SYM1 INVITED SPEAKER SYMPOSIUM: HEALTH INFORMATION TECHNOLOGY CHALLENGES IN AGING PATIENTS

Thursday, October 18, 2012: 3:15 PM-4:30 PM
Regency Ballroom A/B (Hyatt Regency)

Session Chair:
Cynthia Brandt, MD
3:15 PM
SYM1-1
(AHE)
Cynthia Brandt, MD, VA Connecticut Healthcare System/Yale University, West Haven, CT
There are complex informatics issues involved in using HIT to improve delivery of care for aging patients with multiple comorbidities. A recent topic of interest in developing practice guidelines is consideration of patients with multiple medical conditions, an increasingly important issue as the population ages and many guidelines are developed for the management of a single disease. This session will discuss approaches to the informatics challenges to the management of patients with multiple morbidities.

3:16 PM
SYM1-2
(AHE)
Mary K. Goldstein, MD, MS, VA Palo Alto Health Care System, Palo Alto, CA
Patient-centered care calls for coordinating recommendations for the patient across multiple comorbidities, while taking account of patient preferences and prognoses for both life expectancy and also other patient-important outcomes such as mobility and functional status. Challenges and opportunities abound in developing new architectures to enable interaction of multiple disease guidelines and standardization of relevant patient data.

3:41 PM
SYM1-3
(AHE)
Justin B. Starren, MD, PhD, FACMI, Northwestern University Biomedical Research Center (NUBIC), at the Feinberg School of Medicine, , .
Implicit in the vision for Personalized Genomic Medicine is that Genomic and other Omic (e.g. proteomic, metabolomics, etc.) data will need to be integrated into the Electronic Health Records (EHRs) of the future. Omic data breaks the conventional EHR paradigm in a number of ways. The greatest paradigm shifts is that next-generation sequencing allows the collection of large amount of data about a patient, before the clinical significance of that data is known. Another shift is that the raw data are essentially uninterruptable without the aid of computer analysis, even for a domain expert. The multiple comorbidities of most elderly patients and the interactions among the treatments for these conditions further complicate the picture. A number of groups, including the The Electronic Medical Records and Genomics (eMERGE) Network, the Pharmacogenomics Research Network (PGRN) and the HL7 Clinical Genomics Workgroup, as well as individual EHR vendors, are tackling these challenge. This talk will discuss both the challenges and the progress that has already been made in incorporation high throughput Omics into clinical care.

4:06 PM
SYM1-4
(AHE)
Richard N. Shiffman, MD, MCIS, Yale School of Medicine, New Haven, CT
Practice guidelines represent an important knowledge resource for diminishing inappropriate practice variation.
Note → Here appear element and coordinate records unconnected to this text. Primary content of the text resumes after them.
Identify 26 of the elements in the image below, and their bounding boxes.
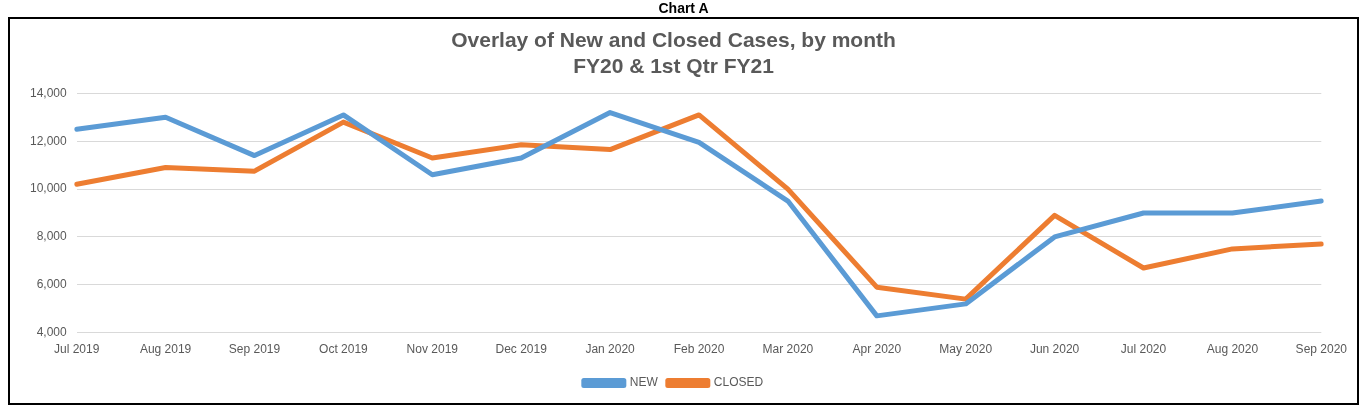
chart-title: Overlay of New and Closed Cases, by month <box>451 28 896 52</box>
x-tick-label: Aug 2020 <box>1206 342 1259 357</box>
x-tick-label: Jan 2020 <box>585 342 636 357</box>
text: Chart A <box>657 0 710 16</box>
x-tick-label: Sep 2020 <box>1295 342 1348 357</box>
legend-label: NEW <box>629 375 659 390</box>
y-tick-label: 6,000 <box>36 277 68 292</box>
x-tick-label: Apr 2020 <box>852 342 902 357</box>
y-tick-label: 14,000 <box>30 85 68 100</box>
chart-subtitle: FY20 & 1st Qtr FY21 <box>573 53 775 77</box>
x-tick-label: Feb 2020 <box>673 342 725 357</box>
x-tick-label: Jul 2019 <box>54 342 100 357</box>
x-tick-label: Nov 2019 <box>406 342 459 357</box>
x-tick-label: Jun 2020 <box>1029 342 1080 357</box>
x-tick-label: May 2020 <box>939 342 993 357</box>
x-tick-label: Dec 2019 <box>495 342 548 357</box>
x-tick-label: Oct 2019 <box>319 342 369 357</box>
y-tick-label: 8,000 <box>36 229 68 244</box>
legend-label: CLOSED <box>713 375 764 390</box>
y-tick-label: 12,000 <box>30 133 68 148</box>
x-tick-label: Aug 2019 <box>139 342 192 357</box>
y-tick-label: 10,000 <box>30 181 68 196</box>
x-tick-label: Sep 2019 <box>228 342 281 357</box>
x-tick-label: Mar 2020 <box>762 342 814 357</box>
x-tick-label: Jul 2020 <box>1120 342 1167 357</box>
y-tick-label: 4,000 <box>36 324 68 339</box>
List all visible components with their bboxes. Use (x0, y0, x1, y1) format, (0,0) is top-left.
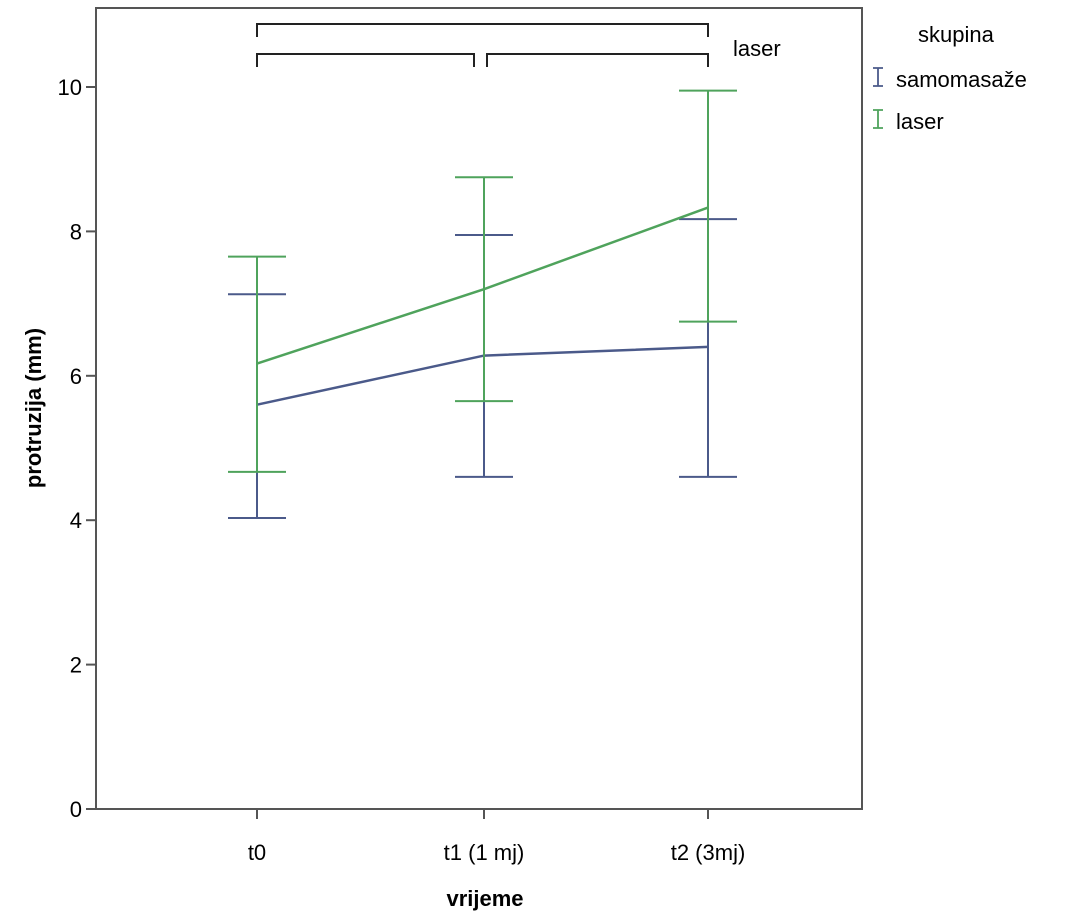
legend-label: laser (896, 109, 944, 134)
y-axis-title: protruzija (mm) (21, 328, 46, 488)
y-tick-label: 10 (58, 75, 82, 100)
y-tick-label: 4 (70, 508, 82, 533)
legend-label: samomasaže (896, 67, 1027, 92)
y-tick-label: 6 (70, 364, 82, 389)
series-group (228, 89, 737, 473)
legend: skupina samomasaže laser (873, 22, 1027, 134)
y-tick-label: 0 (70, 797, 82, 822)
x-tick-label: t2 (3mj) (671, 840, 746, 865)
series-line (256, 345, 709, 406)
significance-brackets (256, 23, 709, 67)
legend-item: samomasaže (873, 67, 1027, 92)
x-axis: t0 t1 (1 mj) t2 (3mj) (248, 809, 745, 865)
y-tick-label: 8 (70, 219, 82, 244)
series-group (228, 218, 737, 520)
y-axis: 0 2 4 6 8 10 (58, 75, 96, 822)
x-axis-title: vrijeme (446, 886, 523, 911)
bracket-label: laser (733, 36, 781, 61)
plot-frame (95, 7, 863, 810)
legend-item: laser (873, 109, 944, 134)
series-layer (228, 89, 737, 520)
legend-errorbar-icon (873, 109, 883, 129)
significance-bracket (256, 53, 475, 67)
legend-title: skupina (918, 22, 995, 47)
x-tick-label: t1 (1 mj) (444, 840, 525, 865)
x-tick-label: t0 (248, 840, 266, 865)
legend-errorbar-icon (873, 67, 883, 87)
significance-bracket (256, 23, 709, 37)
series-line (256, 206, 709, 365)
significance-bracket (486, 53, 709, 67)
y-tick-label: 2 (70, 653, 82, 678)
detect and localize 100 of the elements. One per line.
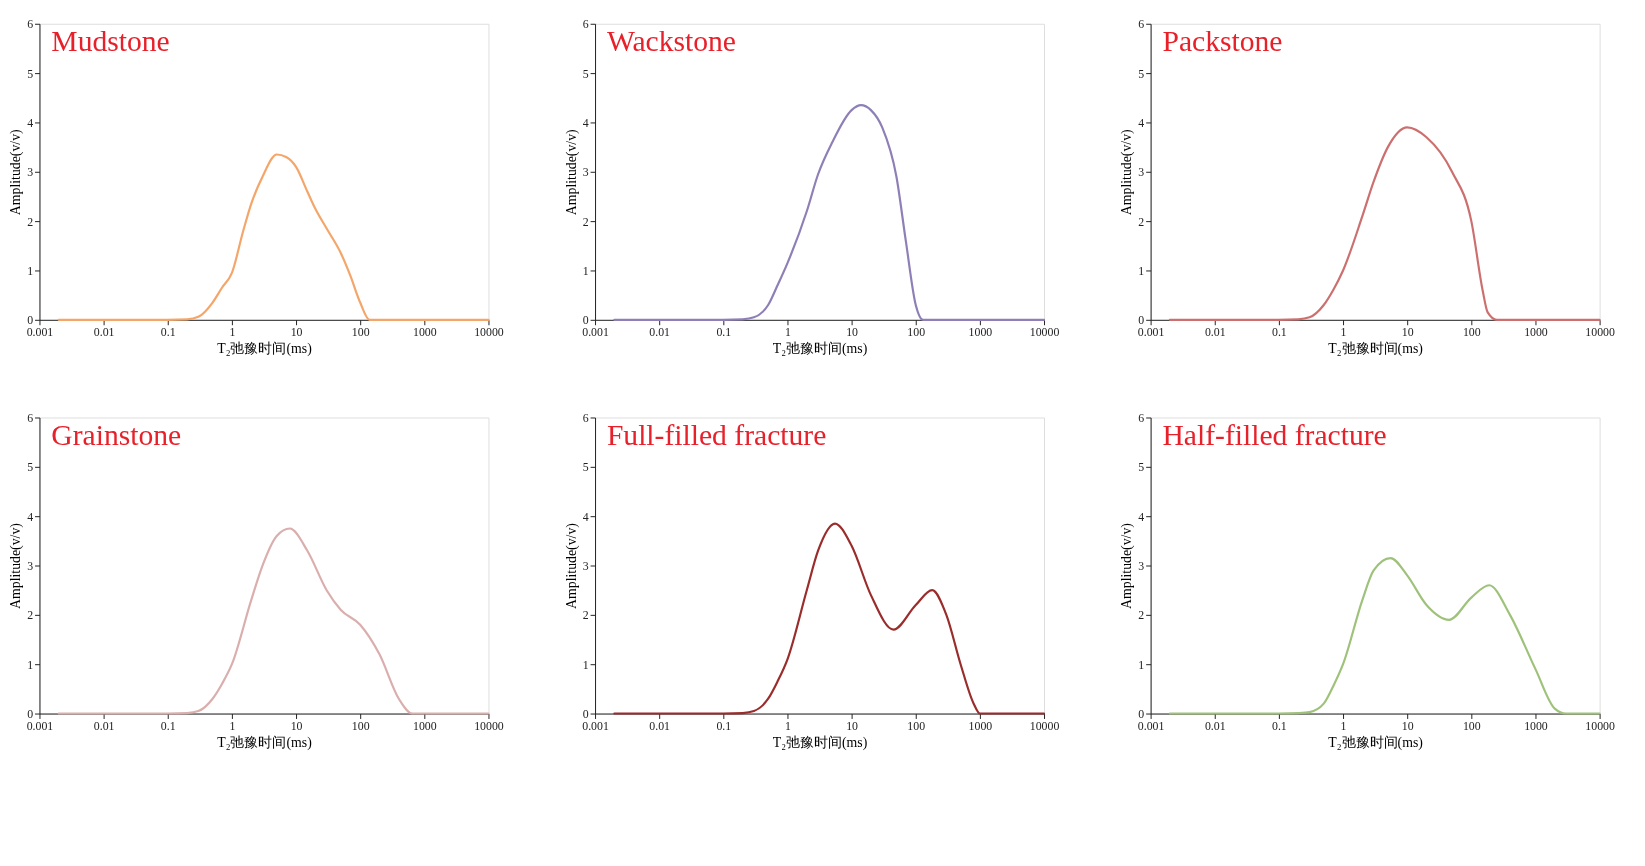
y-tick-label: 1	[582, 657, 589, 672]
y-tick-label: 1	[1138, 263, 1145, 278]
chart-title: Full-filled fracture	[606, 419, 827, 452]
y-tick-label: 5	[27, 460, 34, 475]
x-axis-title: T₂弛豫时间(ms)	[1328, 340, 1423, 357]
y-tick-label: 4	[1138, 115, 1145, 130]
x-axis-title: T₂弛豫时间(ms)	[217, 734, 312, 751]
y-tick-label: 6	[1138, 410, 1145, 425]
y-tick-label: 3	[1138, 558, 1145, 573]
y-axis-title: Amplitude(v/v)	[8, 523, 25, 609]
y-axis-title: Amplitude(v/v)	[1119, 129, 1136, 216]
chart-title: Half-filled fracture	[1162, 419, 1387, 452]
x-tick-label: 1	[1340, 718, 1347, 733]
chart-title: Mudstone	[51, 25, 170, 58]
y-tick-label: 4	[1138, 509, 1145, 524]
x-tick-label: 100	[907, 325, 926, 340]
y-axis-title: Amplitude(v/v)	[563, 129, 580, 216]
chart-title: Wackstone	[606, 25, 736, 58]
x-tick-label: 0.001	[1137, 325, 1165, 340]
chart-title: Grainstone	[51, 419, 182, 452]
x-tick-label: 1000	[1524, 325, 1548, 340]
x-tick-label: 0.001	[582, 325, 609, 340]
y-tick-label: 1	[582, 263, 589, 278]
y-tick-label: 4	[27, 509, 34, 524]
y-axis-title: Amplitude(v/v)	[8, 129, 25, 216]
x-tick-label: 1	[785, 718, 791, 733]
y-tick-label: 4	[27, 115, 34, 130]
x-tick-label: 0.01	[1204, 718, 1226, 733]
x-tick-label: 0.1	[716, 325, 732, 340]
x-tick-label: 1	[229, 718, 236, 733]
x-tick-label: 0.01	[649, 325, 671, 340]
x-tick-label: 1	[229, 325, 236, 340]
x-tick-label: 1000	[412, 325, 437, 340]
y-tick-label: 0	[27, 313, 34, 328]
y-tick-label: 5	[582, 66, 589, 81]
y-tick-label: 6	[27, 410, 34, 425]
y-tick-label: 3	[582, 558, 589, 573]
x-axis-title: T₂弛豫时间(ms)	[772, 340, 868, 357]
x-tick-label: 10	[290, 718, 303, 733]
x-tick-label: 10	[290, 325, 303, 340]
y-tick-label: 0	[582, 706, 589, 721]
x-tick-label: 1000	[1524, 718, 1548, 733]
y-tick-label: 2	[27, 214, 34, 229]
x-tick-label: 10000	[474, 325, 504, 340]
y-tick-label: 2	[1138, 608, 1145, 623]
y-tick-label: 0	[27, 706, 34, 721]
y-axis-title: Amplitude(v/v)	[1119, 523, 1136, 609]
x-tick-label: 0.001	[1137, 718, 1165, 733]
y-tick-label: 3	[1138, 165, 1145, 180]
x-tick-label: 0.1	[160, 718, 176, 733]
chart-title: Packstone	[1162, 25, 1283, 58]
y-tick-label: 1	[1138, 657, 1145, 672]
x-tick-label: 0.01	[649, 718, 671, 733]
y-axis-title: Amplitude(v/v)	[563, 523, 580, 609]
y-tick-label: 6	[582, 410, 589, 425]
y-tick-label: 4	[582, 509, 589, 524]
x-tick-label: 10000	[1585, 325, 1615, 340]
x-tick-label: 0.001	[582, 718, 609, 733]
y-tick-label: 1	[27, 657, 34, 672]
y-tick-label: 2	[1138, 214, 1145, 229]
y-tick-label: 1	[27, 263, 34, 278]
x-tick-label: 1000	[968, 325, 993, 340]
y-tick-label: 3	[27, 558, 34, 573]
x-axis-title: T₂弛豫时间(ms)	[1328, 734, 1423, 751]
x-tick-label: 1000	[968, 718, 993, 733]
x-tick-label: 0.01	[1204, 325, 1226, 340]
x-tick-label: 10000	[1029, 325, 1060, 340]
y-tick-label: 2	[27, 608, 34, 623]
y-tick-label: 0	[582, 313, 589, 328]
x-tick-label: 1000	[412, 718, 437, 733]
y-tick-label: 3	[27, 165, 34, 180]
x-tick-label: 0.1	[1271, 718, 1287, 733]
x-tick-label: 100	[907, 718, 926, 733]
x-tick-label: 0.001	[26, 325, 54, 340]
x-tick-label: 10	[846, 718, 859, 733]
x-tick-label: 10000	[1585, 718, 1615, 733]
y-tick-label: 5	[582, 460, 589, 475]
x-tick-label: 100	[351, 325, 370, 340]
y-tick-label: 4	[582, 115, 589, 130]
y-tick-label: 5	[27, 66, 34, 81]
y-tick-label: 5	[1138, 66, 1145, 81]
x-tick-label: 1	[1340, 325, 1347, 340]
y-tick-label: 6	[582, 17, 589, 32]
x-tick-label: 0.1	[160, 325, 176, 340]
x-tick-label: 0.01	[93, 325, 115, 340]
x-tick-label: 1	[785, 325, 791, 340]
y-tick-label: 6	[27, 17, 34, 32]
x-axis-title: T₂弛豫时间(ms)	[217, 340, 312, 357]
x-tick-label: 10	[1401, 325, 1414, 340]
x-tick-label: 10000	[1029, 718, 1060, 733]
x-tick-label: 100	[1462, 718, 1481, 733]
y-tick-label: 3	[582, 165, 589, 180]
y-tick-label: 0	[1138, 313, 1145, 328]
x-tick-label: 10	[1401, 718, 1414, 733]
y-tick-label: 2	[582, 214, 589, 229]
x-tick-label: 10	[846, 325, 859, 340]
x-tick-label: 100	[1462, 325, 1481, 340]
x-tick-label: 0.1	[1271, 325, 1287, 340]
x-axis-title: T₂弛豫时间(ms)	[772, 734, 868, 751]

But most guidelines are developed for the management of a single disease, rather than for people with several diseases. Combining such guideline recommendations sometimes leads to conflicting recommendations for care. Clinical trials, which serve as the highest quality evidence sources for practice guidelines often eliminate multiple morbidity patients. Might large clinical databases that include information about patients with multiple morbidities over time serve as a preferable knowledge source for developing practice guidelines?